社長挨拶
当社の株主様はじめステークホルダーの皆様には平素より格別のご高配を賜り厚く御礼申し上げます。
当社、旭タンカーは2024年3月、創業73年を迎えました。戦前展開していた前身の石油事業会社から数えると113年の歳月を重ねています。20世紀は「石油の世紀」と言われておりましたが、当社はまさにその時代を石油とともに成長、発展してまいりました。その後、世界は様変わりし現在は「脱炭素社会」実現のために化石燃料由来のエネルギーから再生可能エネルギーへの転換が急速に行われようとしています。「脱炭素社会」は確実に実現されるべきですが、技術的な問題、コスト負担の問題、さらには世界の経済成長を阻むパンデミックや国際紛争などの社会的な問題により、脱炭素化への道が時に減速や方向転換を余儀なくされることは、昨今の情勢からも理解できます。
現代においてエネルギー供給は空気や水と同じように1日たりとも絶やすことはできません。代替エネルギーが定着するまで、石油産業の物流をしっかり支えることが第一の使命と考えております。そして代替エネルギーの海上物流にも今まで培った安全輸送の体制を十二分に活用しながら、これからの輸送ニーズに合った船舶を手当てしていく所存です。
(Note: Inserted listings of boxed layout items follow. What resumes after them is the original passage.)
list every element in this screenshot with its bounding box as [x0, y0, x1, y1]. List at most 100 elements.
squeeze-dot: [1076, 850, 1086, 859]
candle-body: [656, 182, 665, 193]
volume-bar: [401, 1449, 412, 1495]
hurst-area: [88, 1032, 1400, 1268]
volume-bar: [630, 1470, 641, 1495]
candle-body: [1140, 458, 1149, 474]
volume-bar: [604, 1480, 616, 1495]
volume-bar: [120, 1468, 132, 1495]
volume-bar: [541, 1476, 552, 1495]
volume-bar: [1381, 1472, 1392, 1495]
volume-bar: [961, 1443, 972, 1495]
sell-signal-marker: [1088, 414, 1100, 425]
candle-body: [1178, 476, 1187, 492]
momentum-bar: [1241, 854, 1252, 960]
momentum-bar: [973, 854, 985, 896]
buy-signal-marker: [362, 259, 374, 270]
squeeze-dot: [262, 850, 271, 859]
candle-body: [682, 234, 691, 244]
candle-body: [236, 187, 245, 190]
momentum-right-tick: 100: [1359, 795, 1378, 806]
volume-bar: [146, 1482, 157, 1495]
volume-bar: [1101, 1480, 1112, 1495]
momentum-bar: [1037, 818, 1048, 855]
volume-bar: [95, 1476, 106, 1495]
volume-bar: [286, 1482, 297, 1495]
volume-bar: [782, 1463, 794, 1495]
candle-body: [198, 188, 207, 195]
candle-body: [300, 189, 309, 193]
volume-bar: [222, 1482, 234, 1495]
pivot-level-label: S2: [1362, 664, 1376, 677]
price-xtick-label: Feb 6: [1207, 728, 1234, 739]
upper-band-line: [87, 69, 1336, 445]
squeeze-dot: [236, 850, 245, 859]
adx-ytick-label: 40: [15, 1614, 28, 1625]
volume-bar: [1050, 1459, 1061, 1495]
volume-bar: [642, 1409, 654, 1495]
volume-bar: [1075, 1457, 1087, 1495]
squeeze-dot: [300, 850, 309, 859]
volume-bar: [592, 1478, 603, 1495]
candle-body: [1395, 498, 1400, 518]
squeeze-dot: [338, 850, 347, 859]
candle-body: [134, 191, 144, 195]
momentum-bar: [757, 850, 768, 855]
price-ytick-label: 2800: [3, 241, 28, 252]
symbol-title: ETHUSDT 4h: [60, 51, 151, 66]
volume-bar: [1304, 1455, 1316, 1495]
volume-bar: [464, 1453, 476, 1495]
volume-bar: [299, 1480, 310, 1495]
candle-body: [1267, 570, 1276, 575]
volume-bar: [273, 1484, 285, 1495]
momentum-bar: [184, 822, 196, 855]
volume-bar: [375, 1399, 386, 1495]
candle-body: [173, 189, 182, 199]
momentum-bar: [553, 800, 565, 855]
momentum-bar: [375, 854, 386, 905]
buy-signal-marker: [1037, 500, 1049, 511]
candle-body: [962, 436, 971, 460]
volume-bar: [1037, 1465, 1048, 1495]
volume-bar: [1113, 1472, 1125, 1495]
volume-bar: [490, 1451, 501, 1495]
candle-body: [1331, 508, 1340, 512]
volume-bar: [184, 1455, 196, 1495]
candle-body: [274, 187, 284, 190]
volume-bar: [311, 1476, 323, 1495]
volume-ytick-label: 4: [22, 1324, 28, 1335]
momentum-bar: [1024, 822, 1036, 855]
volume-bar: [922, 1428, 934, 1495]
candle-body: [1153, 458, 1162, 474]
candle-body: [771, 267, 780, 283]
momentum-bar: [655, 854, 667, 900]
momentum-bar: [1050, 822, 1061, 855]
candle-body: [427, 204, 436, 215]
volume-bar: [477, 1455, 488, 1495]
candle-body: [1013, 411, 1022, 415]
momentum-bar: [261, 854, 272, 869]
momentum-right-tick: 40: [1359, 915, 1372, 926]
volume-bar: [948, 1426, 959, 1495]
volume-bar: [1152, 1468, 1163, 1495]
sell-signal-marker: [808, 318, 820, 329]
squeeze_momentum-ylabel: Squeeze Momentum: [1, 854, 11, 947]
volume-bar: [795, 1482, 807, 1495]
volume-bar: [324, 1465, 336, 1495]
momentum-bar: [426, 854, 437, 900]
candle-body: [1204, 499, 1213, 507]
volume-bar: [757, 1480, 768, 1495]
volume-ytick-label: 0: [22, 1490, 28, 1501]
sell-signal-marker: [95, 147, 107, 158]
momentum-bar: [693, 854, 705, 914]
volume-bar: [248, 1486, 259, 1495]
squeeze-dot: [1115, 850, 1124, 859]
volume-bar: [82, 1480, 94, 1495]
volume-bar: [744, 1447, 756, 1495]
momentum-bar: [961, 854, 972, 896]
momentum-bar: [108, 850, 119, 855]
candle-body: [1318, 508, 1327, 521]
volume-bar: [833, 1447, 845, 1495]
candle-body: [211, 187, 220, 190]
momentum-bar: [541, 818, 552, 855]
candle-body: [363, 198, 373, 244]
他方、日本国内の労働人口減により、海運業界も船員不足という切実な問題を抱える状況に陥りつつあります。さらには運送業界が直面する、いわゆる「2024年問題」は物流という観点からすれば、内航海運業界にも少なからず影響すると考えざるを得ません。船員は職住が一体という特殊な環境での仕事ですが、四方を海に囲まれている日本にとっては、なくてはならない職業です。より働きやすく、より魅力ある職場に改善し、船員一人ひとりが「日本のエネルギー供給を支えている」という誇りをもって業務に従事できる環境を整えてまいります。
皆様のさらなるご指導、ご支援を賜れば大変有難く、よろしくお願い申し上げます。